Projeyi ben oluşturdum. Ve projeyi yorumlamak için yüzlerce albümde birlikte çaldığımız, 79 yılından beri konservatuar arkadaşlığımız olan Bağlama virtüözü meslektaşım Çetin Akdeniz ile yorumlamayı düşündüm. Çetin sevinerek kabul etti ve çalışmaya başladık. Eski Kemal Sunal film müziklerini yorumlamaya karar verdik. Albümün ismini de Çetin buldu. ‘Parka Gidecekmiş İki Gözümün Çiçeği’ repliğinden  yola çıkarak. Daha önce Zafer Dilek ustanın yaptığı modeli örnek aldık ve kendi yorumlarımızla icra etmeye karar verdik. Albüm çok sevildi. Klipler çekildi, şimdi konserlere hazırlanıyoruz.

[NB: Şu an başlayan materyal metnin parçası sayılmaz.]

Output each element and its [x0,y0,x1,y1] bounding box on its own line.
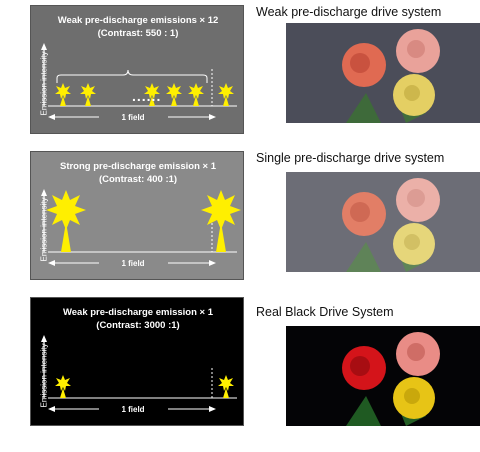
caption-single-pre-discharge: Single pre-discharge drive system [256,151,445,165]
caption-weak-pre-discharge: Weak pre-discharge drive system [256,5,442,19]
peak-burst [80,83,96,106]
x-axis-label: 1 field [121,259,145,268]
x-arrow-left-head [48,260,55,266]
x-arrow-left-head [48,406,55,412]
large-peaks [46,190,241,252]
diagram-2-graphics [41,189,241,266]
ellipsis: ...... [132,88,162,104]
peak-burst [218,375,234,398]
rose-bouquet-image [286,172,480,272]
peak-burst [188,83,204,106]
y-axis-label: Emission intensity [39,197,49,262]
rose-bouquet-image [286,23,480,123]
panel-contrast: (Contrast: 3000 :1) [96,320,180,331]
y-axis-arrowhead [41,43,47,50]
x-arrow-right-head [209,260,216,266]
panel-title: Weak pre-discharge emissions × 12 [57,15,219,26]
x-arrow-left-head [48,114,55,120]
x-arrow-right-head [209,114,216,120]
y-axis-arrowhead [41,189,47,196]
x-arrow-right-head [209,406,216,412]
peak-burst [166,83,182,106]
panel-contrast: (Contrast: 550 : 1) [97,28,179,39]
diagram-3-graphics [41,335,237,412]
small-peaks [55,375,234,398]
peak-burst [144,83,160,106]
panel-contrast: (Contrast: 400 :1) [98,174,178,185]
diagram-strong-pre-discharge: Strong pre-discharge emission × 1 (Contr… [30,151,244,280]
diagram-weak-pre-discharge: Weak pre-discharge emissions × 12 (Contr… [30,5,244,134]
diagram-real-black-drive: Weak pre-discharge emission × 1 (Contras… [30,297,244,426]
x-axis-label: 1 field [121,113,145,122]
group-bracket [56,69,208,83]
y-axis-arrowhead [41,335,47,342]
diagram-1-graphics [41,43,237,120]
peak-burst [55,375,71,398]
x-axis-label: 1 field [121,405,145,414]
peak-burst [201,190,241,252]
y-axis-label: Emission intensity [39,343,49,408]
peak-burst [55,83,71,106]
peak-burst [218,83,234,106]
caption-real-black: Real Black Drive System [256,305,394,319]
y-axis-label: Emission intensity [39,51,49,116]
rose-bouquet-image [286,326,480,426]
panel-title: Strong pre-discharge emission × 1 [59,161,216,172]
panel-title: Weak pre-discharge emission × 1 [62,307,214,318]
peak-burst [46,190,86,252]
small-peaks [55,83,234,106]
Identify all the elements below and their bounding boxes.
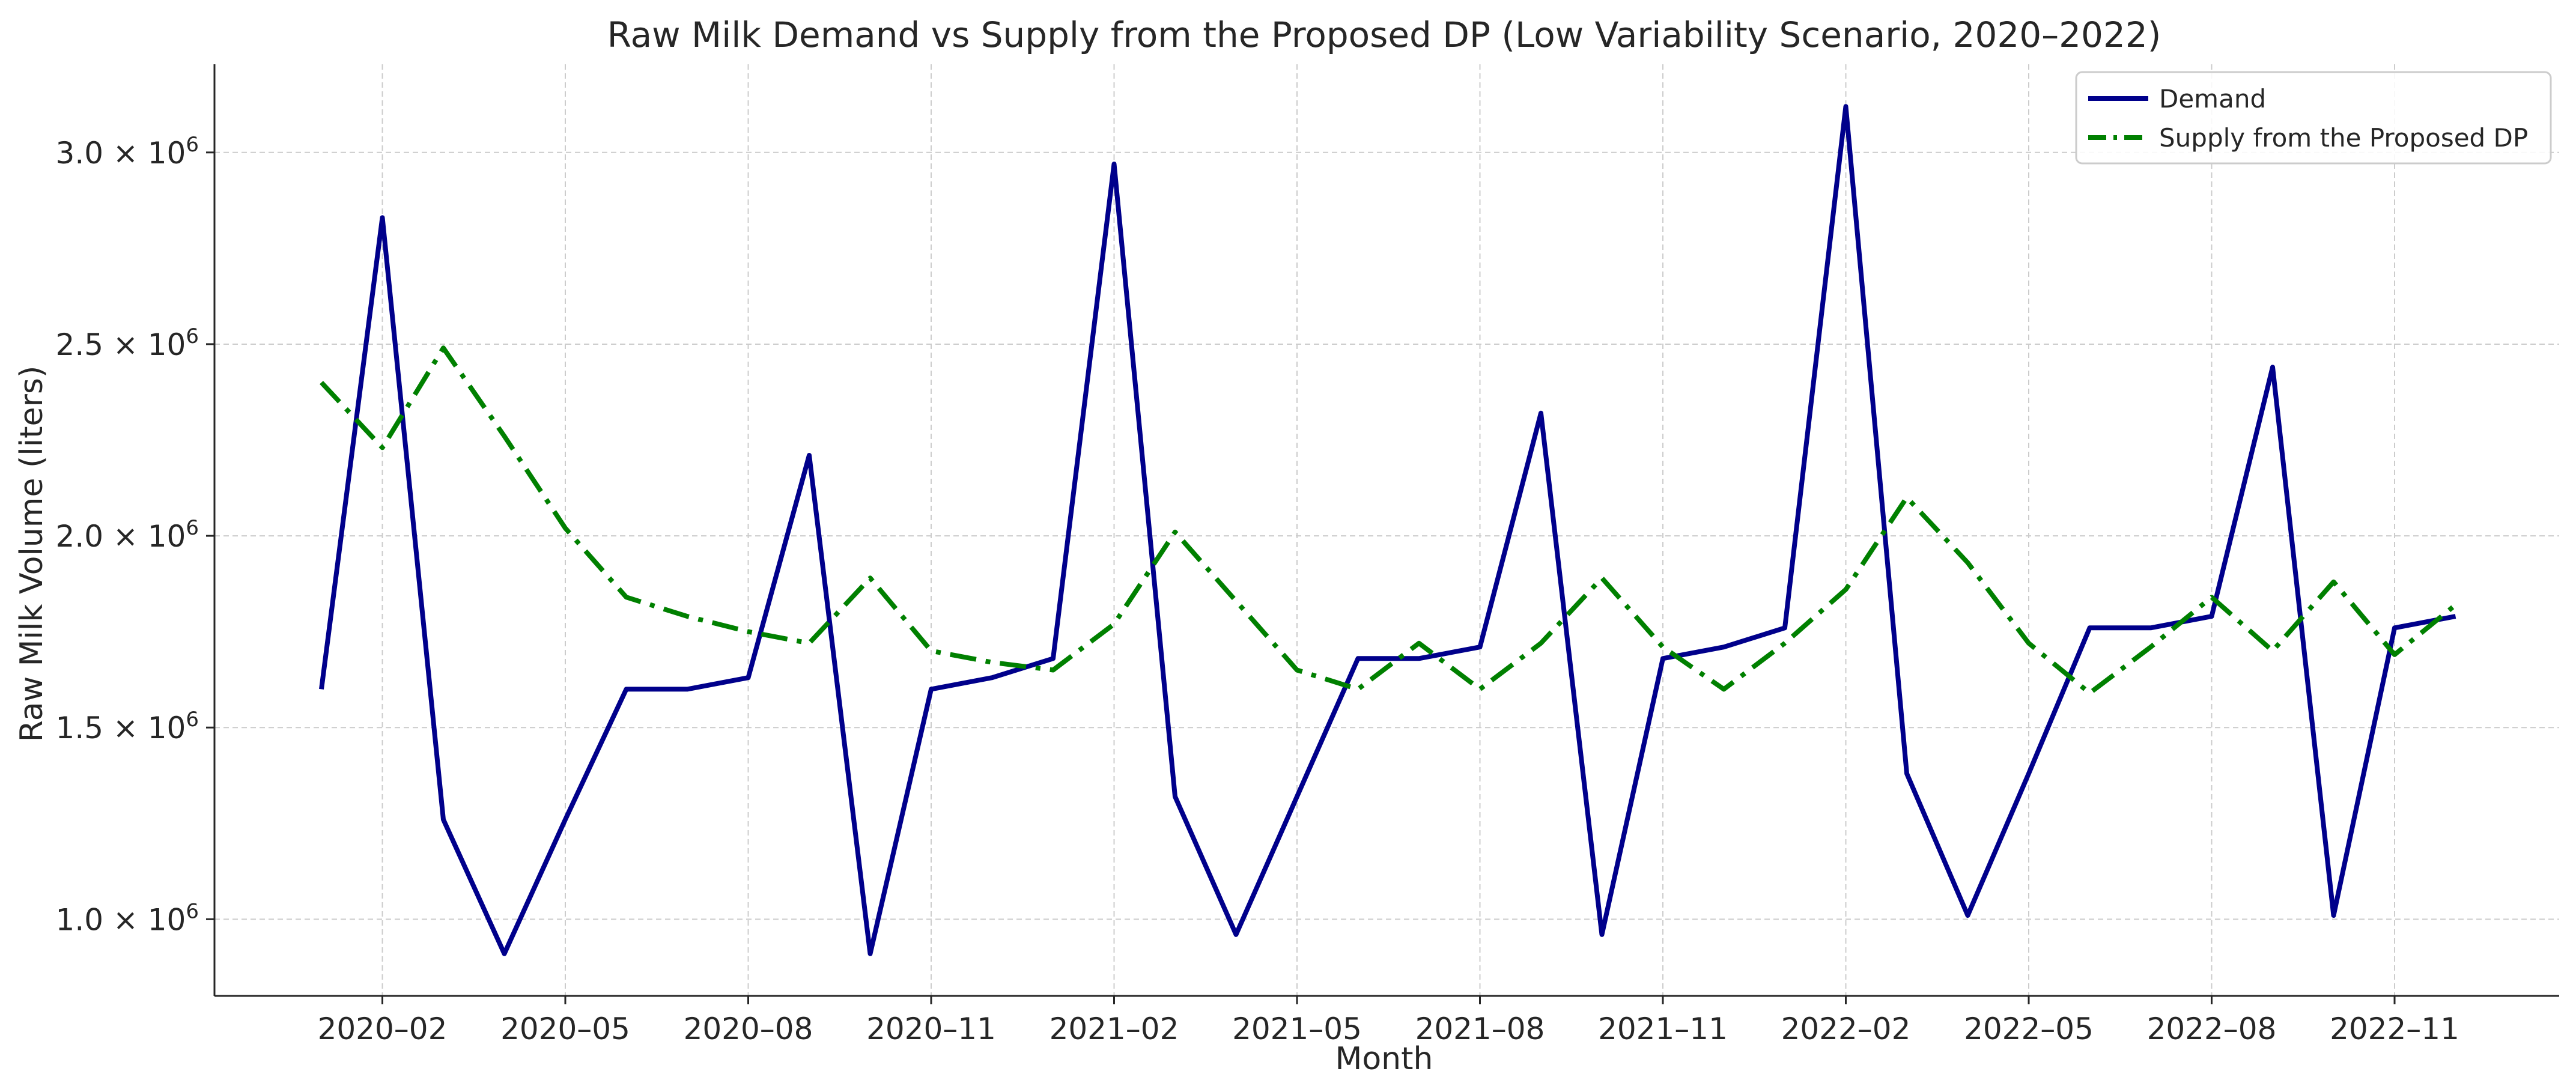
x-tick-label: 2021–05 bbox=[1232, 1012, 1362, 1046]
x-tick-label: 2020–02 bbox=[318, 1012, 448, 1046]
x-tick-label: 2022–02 bbox=[1781, 1012, 1911, 1046]
x-tick-label: 2020–11 bbox=[866, 1012, 996, 1046]
series-line-demand bbox=[319, 104, 2456, 956]
x-tick-label: 2021–11 bbox=[1598, 1012, 1728, 1046]
y-tick-label: 3.0 × 106 bbox=[56, 133, 199, 171]
y-tick-label: 2.0 × 106 bbox=[56, 516, 199, 554]
y-axis-label: Raw Milk Volume (liters) bbox=[14, 366, 50, 742]
x-tick-label: 2021–08 bbox=[1415, 1012, 1545, 1046]
x-tick-label: 2022–05 bbox=[1964, 1012, 2094, 1046]
x-tick-label: 2022–11 bbox=[2330, 1012, 2459, 1046]
y-axis-ticks: 1.0 × 106 1.5 × 106 2.0 × 106 2.5 × 106 3.0 … bbox=[56, 133, 214, 937]
axes bbox=[213, 64, 2559, 997]
series-group bbox=[319, 104, 2458, 956]
y-tick-label: 1.0 × 106 bbox=[56, 899, 199, 937]
x-tick-label: 2021–02 bbox=[1050, 1012, 1179, 1046]
grid bbox=[214, 64, 2559, 996]
legend-frame bbox=[2075, 71, 2552, 165]
x-tick-label: 2020–05 bbox=[500, 1012, 630, 1046]
y-tick-label: 1.5 × 106 bbox=[56, 708, 199, 745]
x-tick-label: 2022–08 bbox=[2147, 1012, 2277, 1046]
x-axis-ticks: 2020–02 2020–05 2020–08 2020–11 2021–02 2021–… bbox=[318, 996, 2459, 1046]
legend-label-demand: Demand bbox=[2159, 84, 2266, 114]
legend: Demand Supply from the Proposed DP bbox=[2075, 71, 2552, 165]
x-tick-label: 2020–08 bbox=[684, 1012, 813, 1046]
y-tick-label: 2.5 × 106 bbox=[56, 324, 199, 362]
x-axis-label: Month bbox=[1335, 1041, 1433, 1077]
legend-label-supply: Supply from the Proposed DP bbox=[2159, 123, 2528, 153]
series-line-supply bbox=[320, 345, 2458, 696]
chart-title: Raw Milk Demand vs Supply from the Propo… bbox=[607, 14, 2161, 55]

Siz bir virtüözsünüz. Nasıl çalıştınız? Kimleri örnek aldınız? Türk Halk Müziğine ve bağlamaya gönül vermiş müzik dostlarına neler tavsiye edersiniz?

Çocukluğumda daha çok Zülfü Livaneli ve Orhan Gencebay dinlerdim. Özellikle Gencebay sazı hiç olmadığı yerlere taşıyan büyük bir virtüözdür. Daha çok ondan esinlendim. Ne mutlu bana ki daha sonra bu iki sanatçı ile çalışmalarım oldu. Genç arkadaşlara çok müzik dinlemelerini, çalışmalarını ve araştırma yapmalarına önem vermelerini önerebilirim. Tabii ki sonuçta kendi tarzlarını ve tekniklerini yaratmalarını.

 Eskişehir’e hiç geldiniz mi? Neler söylemek istersiniz Eskişehir’le ilgili?

Eskişehir’e en son yıllar önce TÜRKVİZYON yarışmasının finalinde gelmiştim. Jüride görev yapıyordum. Gezme fırsatımda olmuştu ve bu güzel şehir beni çok etkilemişti. Kendine özgü tarzı olan bu şehrin özellikle akşamları da çok keyifliydi. İnşallah tekrar gelmek isterim. Güzel Eskişehir’e buradan selamlar gönderiyorum...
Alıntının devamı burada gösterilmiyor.